The transmitted signal is a carrier of several minutes duration
It was received in stereo with 20kHz bandwidth and recorded
on a DAT recorder.
The first figure shows the signal spectrum in several different
ways side by side.
The ground wave as well as the EME signal is in the order of 20dB above
the noise floor. The ground wave is used to extract the momentary
transmitted frequency by a digital PLL loop in the computer.
The first column shows the spectrum of the ground wave with a receiver
following the PLL frequency. In other words the first spectrum
shows how sucessful the PLL was in following the frequency drift
of the fairly unstable signal.
The second spectrum is the EME signal as received with a receiver
using a fixed local oscillator.
The third spectrum shows the EME signal received with the same
receiver local oscillator as the first spectrum, a PLL witch follows
the transmitted frequency.
The fourth and the fifth spectrum graphs show the EME signal
received by a receiver that follows the delayed transmit signal.
These figures come close to what one would obtain using frequency
stable equipment.
The fourth and the fifth spectra are with two orthogonal linear
polarisations on the receive side.
The figure below shows the same sequence with higher resolution.
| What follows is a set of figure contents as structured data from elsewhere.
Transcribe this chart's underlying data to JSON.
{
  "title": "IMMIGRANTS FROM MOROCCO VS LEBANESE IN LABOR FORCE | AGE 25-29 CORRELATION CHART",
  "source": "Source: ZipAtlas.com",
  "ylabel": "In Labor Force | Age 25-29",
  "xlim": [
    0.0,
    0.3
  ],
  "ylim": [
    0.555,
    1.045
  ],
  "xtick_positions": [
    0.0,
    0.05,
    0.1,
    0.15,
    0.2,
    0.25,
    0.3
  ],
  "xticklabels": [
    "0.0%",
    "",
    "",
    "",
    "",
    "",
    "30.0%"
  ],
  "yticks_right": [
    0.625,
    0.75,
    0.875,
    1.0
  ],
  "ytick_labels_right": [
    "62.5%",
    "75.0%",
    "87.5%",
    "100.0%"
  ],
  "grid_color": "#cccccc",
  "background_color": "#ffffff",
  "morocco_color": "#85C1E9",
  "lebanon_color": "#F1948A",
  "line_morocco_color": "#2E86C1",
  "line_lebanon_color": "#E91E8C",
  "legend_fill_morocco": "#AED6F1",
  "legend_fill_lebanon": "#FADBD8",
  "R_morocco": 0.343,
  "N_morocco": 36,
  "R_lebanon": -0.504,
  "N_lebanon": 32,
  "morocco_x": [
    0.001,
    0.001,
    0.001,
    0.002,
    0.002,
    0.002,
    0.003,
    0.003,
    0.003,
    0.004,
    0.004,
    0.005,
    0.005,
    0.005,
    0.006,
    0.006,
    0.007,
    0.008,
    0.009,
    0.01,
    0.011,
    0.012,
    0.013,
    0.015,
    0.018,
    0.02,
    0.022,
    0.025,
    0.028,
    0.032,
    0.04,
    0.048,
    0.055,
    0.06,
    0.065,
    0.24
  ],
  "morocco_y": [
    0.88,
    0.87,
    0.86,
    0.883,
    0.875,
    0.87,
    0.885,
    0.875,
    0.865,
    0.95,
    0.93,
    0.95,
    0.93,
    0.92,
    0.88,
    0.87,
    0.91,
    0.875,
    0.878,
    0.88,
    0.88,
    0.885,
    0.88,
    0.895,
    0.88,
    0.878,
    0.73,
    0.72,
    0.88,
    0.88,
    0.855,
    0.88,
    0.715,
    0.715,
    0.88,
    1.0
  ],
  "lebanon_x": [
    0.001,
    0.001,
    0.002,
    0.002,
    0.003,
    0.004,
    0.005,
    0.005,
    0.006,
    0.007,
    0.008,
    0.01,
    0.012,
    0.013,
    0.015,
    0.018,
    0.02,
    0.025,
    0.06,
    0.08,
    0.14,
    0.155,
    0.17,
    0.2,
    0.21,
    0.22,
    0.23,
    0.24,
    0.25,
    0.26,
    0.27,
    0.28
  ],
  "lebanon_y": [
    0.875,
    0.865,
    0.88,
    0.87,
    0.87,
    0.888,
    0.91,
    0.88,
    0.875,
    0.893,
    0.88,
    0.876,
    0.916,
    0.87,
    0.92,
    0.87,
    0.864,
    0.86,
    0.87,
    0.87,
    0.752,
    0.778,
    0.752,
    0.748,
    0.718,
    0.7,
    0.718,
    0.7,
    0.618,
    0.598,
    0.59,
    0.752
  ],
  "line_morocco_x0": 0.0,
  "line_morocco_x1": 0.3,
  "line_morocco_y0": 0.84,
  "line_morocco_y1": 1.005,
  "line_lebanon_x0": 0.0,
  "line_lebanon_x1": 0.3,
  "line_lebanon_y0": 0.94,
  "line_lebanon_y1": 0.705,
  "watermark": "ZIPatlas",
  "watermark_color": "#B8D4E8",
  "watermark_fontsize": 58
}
Here each pixel is 0.042Hz.
One can clearly see the two components of the EME signal.
The specular reflection is like reflection of light on a polished
steel ball. It happens on a very small area at the center of the moon
and has a very narrow spectrum. The polarisation is conserved so
this signal is strong in one polarisation while it goes through zero
in the other as polarisation slowly twists due to farady rotation.
The diffuse scattering is like light reflected from a ping-pong ball.
It has a much wider spectrum because it has contributions from different
parts of the moon that give rise to different doppler shifts.
Polarisation is not conserved by the diffuse scattering process and
it is equally strong in both polarisations.
In this experiment the diffusely scattered signal is about 1Hz wide
with a rectangular spectrum while the specular reflection is in
the order of 0.2Hz wide.
This experiment is not good enough for detailed analysis.